Was viele PRMs noch gar nicht implementiert haben, aber bei den channelXperts zum Standard gehört, ist der Community-Part: Hier haben Hersteller und Partner die Möglichkeit, sich in offenen oder geschlossenen Arbeitsräumen regelmäßig online auszutauschen und zusammenzuarbeiten. Das kann beispielsweise ein Advisory Board, eine Usergruppe oder ein Team zur Zusammenarbeit an einem Projekt in der pre- oder postsales Phase sein.

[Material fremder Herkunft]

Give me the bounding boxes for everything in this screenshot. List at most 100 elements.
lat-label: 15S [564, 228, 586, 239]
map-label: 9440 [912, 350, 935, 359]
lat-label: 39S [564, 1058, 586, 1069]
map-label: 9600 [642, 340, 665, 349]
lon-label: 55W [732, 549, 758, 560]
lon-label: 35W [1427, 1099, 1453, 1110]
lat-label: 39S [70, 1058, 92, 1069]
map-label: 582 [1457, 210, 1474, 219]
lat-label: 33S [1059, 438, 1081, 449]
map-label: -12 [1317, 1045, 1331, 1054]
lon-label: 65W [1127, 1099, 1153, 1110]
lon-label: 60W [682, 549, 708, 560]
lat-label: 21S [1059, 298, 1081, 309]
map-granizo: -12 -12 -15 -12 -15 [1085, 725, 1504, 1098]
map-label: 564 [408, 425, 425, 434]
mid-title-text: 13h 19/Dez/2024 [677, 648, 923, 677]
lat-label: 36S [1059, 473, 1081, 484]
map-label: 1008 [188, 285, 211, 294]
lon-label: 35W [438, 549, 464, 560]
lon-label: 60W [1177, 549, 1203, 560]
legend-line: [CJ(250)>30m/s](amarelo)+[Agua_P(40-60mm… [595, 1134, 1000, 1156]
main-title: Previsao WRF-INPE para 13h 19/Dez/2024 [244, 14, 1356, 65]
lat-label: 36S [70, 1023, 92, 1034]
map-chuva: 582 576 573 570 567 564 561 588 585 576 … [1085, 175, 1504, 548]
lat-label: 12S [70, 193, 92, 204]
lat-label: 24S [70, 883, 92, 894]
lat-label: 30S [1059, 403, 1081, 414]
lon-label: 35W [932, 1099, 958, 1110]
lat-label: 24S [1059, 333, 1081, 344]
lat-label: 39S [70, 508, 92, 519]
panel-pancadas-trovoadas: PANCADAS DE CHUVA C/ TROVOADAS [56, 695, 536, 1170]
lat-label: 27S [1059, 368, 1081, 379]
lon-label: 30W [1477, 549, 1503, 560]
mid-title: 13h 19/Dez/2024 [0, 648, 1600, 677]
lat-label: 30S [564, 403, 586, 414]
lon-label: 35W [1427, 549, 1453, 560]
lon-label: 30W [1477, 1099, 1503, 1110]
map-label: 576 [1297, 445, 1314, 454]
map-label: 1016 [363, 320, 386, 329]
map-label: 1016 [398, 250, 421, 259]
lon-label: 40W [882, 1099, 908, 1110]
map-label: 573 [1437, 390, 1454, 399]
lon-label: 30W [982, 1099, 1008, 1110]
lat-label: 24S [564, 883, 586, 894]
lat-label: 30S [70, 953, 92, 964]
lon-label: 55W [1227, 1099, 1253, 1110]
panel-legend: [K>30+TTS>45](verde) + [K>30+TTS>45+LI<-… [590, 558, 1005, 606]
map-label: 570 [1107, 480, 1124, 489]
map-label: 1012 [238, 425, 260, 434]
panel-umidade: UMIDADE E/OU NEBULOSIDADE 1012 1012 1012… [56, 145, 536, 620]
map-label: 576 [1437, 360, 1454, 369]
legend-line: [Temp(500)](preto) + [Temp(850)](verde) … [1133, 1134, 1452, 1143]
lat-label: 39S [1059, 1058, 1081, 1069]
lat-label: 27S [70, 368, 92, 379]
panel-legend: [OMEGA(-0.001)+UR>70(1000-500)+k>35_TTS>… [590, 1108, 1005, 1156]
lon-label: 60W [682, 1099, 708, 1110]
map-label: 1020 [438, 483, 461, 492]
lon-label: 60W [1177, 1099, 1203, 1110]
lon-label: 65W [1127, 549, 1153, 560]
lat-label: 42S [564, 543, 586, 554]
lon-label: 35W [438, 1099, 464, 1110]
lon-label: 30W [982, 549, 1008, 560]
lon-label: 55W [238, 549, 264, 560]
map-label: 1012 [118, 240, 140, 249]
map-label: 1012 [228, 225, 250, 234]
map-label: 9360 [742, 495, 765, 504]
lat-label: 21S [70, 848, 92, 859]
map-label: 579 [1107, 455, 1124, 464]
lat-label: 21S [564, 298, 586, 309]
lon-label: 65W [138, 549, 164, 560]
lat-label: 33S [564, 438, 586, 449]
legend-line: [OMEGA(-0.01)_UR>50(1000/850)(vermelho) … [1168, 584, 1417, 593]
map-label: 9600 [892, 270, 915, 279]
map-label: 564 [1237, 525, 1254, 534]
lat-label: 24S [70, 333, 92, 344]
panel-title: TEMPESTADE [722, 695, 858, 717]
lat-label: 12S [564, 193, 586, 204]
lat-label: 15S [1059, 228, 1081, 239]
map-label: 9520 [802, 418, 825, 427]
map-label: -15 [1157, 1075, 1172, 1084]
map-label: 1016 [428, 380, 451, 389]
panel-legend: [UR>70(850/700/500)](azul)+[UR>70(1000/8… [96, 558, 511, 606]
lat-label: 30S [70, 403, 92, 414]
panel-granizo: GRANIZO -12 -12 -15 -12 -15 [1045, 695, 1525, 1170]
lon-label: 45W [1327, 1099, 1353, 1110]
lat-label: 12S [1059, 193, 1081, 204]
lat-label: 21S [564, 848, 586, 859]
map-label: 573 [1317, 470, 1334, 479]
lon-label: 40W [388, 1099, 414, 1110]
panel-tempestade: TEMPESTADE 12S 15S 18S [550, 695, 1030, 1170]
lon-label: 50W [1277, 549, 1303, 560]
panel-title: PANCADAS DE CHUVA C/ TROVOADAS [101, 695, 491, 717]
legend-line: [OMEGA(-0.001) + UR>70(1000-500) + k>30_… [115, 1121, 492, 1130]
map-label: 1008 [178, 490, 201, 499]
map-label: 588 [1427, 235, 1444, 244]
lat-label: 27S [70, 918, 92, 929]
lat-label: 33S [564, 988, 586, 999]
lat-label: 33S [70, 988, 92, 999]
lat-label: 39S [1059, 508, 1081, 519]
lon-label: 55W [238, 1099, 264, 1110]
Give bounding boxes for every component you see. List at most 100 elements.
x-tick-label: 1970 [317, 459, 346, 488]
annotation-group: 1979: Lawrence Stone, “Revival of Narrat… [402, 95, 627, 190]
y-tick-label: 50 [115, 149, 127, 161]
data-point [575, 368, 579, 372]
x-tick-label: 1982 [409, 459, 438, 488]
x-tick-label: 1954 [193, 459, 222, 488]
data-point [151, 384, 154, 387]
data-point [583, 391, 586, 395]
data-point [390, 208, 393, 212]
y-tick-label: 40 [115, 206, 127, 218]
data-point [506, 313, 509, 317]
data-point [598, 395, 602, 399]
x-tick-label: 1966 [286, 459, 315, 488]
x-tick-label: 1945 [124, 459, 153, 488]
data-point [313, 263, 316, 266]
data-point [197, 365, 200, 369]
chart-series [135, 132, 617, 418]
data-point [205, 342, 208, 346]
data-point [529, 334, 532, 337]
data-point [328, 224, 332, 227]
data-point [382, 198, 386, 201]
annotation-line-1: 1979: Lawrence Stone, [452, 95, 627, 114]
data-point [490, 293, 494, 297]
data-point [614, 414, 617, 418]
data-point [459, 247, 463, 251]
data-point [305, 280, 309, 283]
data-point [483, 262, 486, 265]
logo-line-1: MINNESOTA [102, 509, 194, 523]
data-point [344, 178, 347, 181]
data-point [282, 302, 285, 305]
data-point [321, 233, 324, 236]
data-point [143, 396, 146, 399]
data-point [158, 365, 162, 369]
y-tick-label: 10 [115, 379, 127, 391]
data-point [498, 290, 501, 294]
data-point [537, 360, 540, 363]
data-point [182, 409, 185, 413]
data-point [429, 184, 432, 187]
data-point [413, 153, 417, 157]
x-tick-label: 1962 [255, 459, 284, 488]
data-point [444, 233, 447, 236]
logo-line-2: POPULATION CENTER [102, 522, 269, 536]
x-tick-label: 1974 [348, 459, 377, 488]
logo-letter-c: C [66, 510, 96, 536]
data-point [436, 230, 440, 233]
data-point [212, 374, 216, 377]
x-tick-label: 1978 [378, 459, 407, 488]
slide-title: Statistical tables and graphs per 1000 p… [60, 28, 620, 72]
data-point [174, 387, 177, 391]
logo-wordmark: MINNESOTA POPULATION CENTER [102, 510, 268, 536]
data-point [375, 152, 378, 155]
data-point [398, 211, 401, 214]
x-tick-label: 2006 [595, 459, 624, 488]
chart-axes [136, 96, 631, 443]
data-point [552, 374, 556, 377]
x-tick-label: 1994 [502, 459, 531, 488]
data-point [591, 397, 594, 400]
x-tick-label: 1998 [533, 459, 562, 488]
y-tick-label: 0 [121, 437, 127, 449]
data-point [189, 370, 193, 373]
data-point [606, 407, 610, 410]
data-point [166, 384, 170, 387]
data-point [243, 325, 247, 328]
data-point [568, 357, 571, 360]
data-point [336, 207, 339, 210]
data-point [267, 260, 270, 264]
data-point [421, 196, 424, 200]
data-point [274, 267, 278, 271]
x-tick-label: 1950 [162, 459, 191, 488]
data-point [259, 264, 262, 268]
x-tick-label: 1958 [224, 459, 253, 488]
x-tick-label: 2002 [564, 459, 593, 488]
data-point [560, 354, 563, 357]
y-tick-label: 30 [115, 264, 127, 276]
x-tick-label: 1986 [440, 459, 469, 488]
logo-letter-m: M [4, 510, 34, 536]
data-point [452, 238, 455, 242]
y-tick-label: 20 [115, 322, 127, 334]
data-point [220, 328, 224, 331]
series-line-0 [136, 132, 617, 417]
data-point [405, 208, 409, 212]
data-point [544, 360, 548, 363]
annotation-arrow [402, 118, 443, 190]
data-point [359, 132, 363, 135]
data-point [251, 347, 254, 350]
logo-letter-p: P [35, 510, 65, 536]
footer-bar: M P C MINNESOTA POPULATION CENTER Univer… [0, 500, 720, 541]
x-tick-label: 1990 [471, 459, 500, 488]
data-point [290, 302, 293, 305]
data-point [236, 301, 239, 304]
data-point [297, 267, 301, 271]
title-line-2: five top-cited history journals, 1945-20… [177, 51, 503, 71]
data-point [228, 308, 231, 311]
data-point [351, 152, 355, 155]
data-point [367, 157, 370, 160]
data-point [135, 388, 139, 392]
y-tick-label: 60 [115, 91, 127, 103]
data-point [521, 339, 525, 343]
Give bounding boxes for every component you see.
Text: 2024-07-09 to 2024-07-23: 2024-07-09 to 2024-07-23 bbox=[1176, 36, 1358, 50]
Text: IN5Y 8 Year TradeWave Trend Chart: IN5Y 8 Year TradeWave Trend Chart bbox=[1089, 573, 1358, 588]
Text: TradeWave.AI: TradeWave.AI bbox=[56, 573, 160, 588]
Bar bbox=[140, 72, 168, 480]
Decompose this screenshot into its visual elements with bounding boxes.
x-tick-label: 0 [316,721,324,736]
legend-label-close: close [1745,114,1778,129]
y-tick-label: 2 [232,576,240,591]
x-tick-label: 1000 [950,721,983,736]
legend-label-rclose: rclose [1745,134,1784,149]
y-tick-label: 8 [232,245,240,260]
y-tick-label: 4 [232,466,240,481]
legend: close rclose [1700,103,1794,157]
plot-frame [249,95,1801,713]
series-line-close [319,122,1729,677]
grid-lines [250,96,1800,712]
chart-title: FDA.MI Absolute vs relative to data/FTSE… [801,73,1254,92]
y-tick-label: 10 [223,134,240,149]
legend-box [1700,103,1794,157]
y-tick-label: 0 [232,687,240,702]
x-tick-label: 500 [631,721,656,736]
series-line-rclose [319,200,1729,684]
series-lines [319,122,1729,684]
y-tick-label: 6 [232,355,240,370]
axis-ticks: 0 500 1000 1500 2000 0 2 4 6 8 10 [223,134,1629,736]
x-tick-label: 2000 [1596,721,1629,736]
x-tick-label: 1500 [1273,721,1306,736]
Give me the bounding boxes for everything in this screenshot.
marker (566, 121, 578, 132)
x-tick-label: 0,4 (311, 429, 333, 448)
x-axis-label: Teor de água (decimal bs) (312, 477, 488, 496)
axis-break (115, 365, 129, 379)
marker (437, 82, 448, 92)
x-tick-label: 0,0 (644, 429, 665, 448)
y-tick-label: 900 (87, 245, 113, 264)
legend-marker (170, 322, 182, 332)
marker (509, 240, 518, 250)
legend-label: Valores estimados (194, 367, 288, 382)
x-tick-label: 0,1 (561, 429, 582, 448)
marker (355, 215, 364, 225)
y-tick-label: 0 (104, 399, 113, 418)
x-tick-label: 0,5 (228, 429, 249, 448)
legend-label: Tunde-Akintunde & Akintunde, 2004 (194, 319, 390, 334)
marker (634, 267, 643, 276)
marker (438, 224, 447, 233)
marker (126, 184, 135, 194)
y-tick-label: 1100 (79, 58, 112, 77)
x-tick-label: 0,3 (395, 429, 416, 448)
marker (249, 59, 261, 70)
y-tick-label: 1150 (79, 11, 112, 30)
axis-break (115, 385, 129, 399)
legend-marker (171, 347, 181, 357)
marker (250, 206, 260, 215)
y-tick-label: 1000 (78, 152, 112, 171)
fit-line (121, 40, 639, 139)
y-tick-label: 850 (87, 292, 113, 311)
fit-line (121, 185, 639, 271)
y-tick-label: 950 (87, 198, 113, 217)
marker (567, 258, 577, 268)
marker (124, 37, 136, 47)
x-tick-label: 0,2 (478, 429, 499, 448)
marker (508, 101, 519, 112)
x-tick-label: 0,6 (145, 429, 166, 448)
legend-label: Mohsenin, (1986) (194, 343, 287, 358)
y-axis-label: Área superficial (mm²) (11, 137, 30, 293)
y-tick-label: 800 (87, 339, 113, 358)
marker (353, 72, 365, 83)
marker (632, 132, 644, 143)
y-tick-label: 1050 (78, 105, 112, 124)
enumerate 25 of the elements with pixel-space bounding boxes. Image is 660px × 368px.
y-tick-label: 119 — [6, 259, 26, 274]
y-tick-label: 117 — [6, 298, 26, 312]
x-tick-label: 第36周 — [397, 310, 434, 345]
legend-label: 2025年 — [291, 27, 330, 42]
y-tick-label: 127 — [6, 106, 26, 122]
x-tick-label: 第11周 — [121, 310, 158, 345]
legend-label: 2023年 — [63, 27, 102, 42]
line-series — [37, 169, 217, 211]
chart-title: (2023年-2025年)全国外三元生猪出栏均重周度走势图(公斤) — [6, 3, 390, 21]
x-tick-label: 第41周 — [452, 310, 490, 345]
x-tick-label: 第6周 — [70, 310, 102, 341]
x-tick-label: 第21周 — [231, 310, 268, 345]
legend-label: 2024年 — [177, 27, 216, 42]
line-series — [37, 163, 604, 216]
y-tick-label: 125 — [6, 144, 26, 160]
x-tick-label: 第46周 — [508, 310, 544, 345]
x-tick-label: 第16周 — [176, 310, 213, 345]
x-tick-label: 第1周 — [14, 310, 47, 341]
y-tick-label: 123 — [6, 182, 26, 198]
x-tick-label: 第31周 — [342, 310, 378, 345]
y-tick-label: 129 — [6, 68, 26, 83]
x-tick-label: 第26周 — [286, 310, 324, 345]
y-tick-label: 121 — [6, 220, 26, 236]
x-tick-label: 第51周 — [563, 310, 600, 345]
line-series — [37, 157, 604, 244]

„Während für viele Unternehmen die Zusammenarbeit mit Partnern selbstverständlich ist, scheuen sie dennoch gerade zu Beginn die Investition in eine umfassende PRM-Lösung. Mit unserem kostenlosen ChannelPRM ermöglichen wir den Einstieg in eine professionelle Zusammenarbeit der Hersteller mit ihren Channel Partnern. Denn nur wenn beide Parteien Transparenz über die gemeinsame Arbeit haben, kann eine vertrauensvolle Partnerschaft aufgebaut und gelebt werden,“ erklärt Karl-Martin Haaf, Geschäftsführer bei channelXperts.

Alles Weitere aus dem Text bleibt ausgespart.